Clint Eastwood et la musique c'est une vieille histoire d'amour. S'il a souvent signé la musique de ses films (lui ou son fils Scott), au cinéma cela ne commença qu'avec le flop retentissant de La kermesse de l'Ouest. Par la suite, les années 80 l'aideront davantage avec le remarquable biopic sur Charlie Parker (Bird) et surtout le sublime Honkytonk Man où l'accompagnait son fils sur les routes. Sans compter son documentaire sur le blues pour la série-documentaire produite par Martin Scorsese en 2003. En sachant qu'il a bien failli faire un remake d'Une étoile est née avant que Beyonce ne lui fasse faux bond, laissant le projet au point mort (et toujours pas ranimé). Pourtant, sur Jersey Boys, adapté d'une comédie musicale retraçant la vie du groupe Four Seasons, il n'était pas le premier choix (au même titre que pour American Sniper qu'il tourne actuellement, prévu pour Steven Spielberg initialement) puisque c'est un projet que voulait réaliser Jon Favreau. Vraisemblablement, il se serait désisté de lui-même pour réaliser Chef. Finalement, c'est peut être l'un ou le flop le plus retentissant du grand Clint.

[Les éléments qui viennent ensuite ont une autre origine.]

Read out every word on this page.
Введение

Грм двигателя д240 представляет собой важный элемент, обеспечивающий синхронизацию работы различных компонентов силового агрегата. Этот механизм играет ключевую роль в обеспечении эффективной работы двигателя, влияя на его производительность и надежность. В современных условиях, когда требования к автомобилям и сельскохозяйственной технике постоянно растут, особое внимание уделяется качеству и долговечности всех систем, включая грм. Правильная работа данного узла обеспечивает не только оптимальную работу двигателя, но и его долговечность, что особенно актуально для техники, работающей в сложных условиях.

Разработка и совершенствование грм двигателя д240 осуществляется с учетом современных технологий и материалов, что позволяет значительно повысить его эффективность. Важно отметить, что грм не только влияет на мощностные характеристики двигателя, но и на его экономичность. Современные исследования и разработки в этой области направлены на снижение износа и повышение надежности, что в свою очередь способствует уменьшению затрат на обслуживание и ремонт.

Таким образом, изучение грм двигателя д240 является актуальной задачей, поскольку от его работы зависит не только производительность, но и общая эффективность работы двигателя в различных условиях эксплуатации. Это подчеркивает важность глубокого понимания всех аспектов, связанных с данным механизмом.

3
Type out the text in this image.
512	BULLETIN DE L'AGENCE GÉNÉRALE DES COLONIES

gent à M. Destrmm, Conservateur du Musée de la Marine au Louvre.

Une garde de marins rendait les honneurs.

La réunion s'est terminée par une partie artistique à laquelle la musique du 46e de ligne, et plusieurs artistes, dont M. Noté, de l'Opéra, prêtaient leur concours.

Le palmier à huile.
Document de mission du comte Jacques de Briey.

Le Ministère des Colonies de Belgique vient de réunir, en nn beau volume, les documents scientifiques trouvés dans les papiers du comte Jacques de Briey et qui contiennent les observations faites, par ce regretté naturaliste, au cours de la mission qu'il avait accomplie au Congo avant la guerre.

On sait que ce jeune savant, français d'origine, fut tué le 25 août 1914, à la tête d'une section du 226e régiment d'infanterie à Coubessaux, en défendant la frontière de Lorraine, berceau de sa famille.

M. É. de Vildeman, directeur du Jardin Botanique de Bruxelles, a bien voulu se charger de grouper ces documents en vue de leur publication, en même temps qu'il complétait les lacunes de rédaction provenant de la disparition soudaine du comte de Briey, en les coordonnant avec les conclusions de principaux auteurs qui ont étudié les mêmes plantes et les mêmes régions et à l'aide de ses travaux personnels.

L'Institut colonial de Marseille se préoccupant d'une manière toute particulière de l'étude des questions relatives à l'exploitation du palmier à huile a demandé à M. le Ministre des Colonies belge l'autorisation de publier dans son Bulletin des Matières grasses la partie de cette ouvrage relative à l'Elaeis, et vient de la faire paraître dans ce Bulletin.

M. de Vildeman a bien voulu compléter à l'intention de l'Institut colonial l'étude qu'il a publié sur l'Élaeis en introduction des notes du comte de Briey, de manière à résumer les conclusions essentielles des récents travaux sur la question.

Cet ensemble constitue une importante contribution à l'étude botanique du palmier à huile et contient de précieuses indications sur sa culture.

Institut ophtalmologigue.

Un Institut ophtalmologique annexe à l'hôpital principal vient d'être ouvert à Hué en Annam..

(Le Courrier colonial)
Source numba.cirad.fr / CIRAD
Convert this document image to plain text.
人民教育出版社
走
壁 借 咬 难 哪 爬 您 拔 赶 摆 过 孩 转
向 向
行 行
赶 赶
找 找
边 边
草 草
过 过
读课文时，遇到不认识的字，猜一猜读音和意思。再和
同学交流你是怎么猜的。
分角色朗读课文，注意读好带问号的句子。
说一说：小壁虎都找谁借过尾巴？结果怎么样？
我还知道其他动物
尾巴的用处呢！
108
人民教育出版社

Probablement la saison pas propice à ce genre de "petit film" (il est vrai que le caser entre X Men et Transformers 4...) et surtout un sujet qui n'a pas l'air de passionner plus que cela le public, sans compter la promotion quasi-inexistante. Même en France, le film peine à s'en sortir et pour tout vous dire, j'étais le seul spectateur dans une salle d'art et d'essai, ce qui ne m'étais pas arrivé depuis Looking for Eric de Ken Loach (donc 2009), vu dans un multiplexe lui.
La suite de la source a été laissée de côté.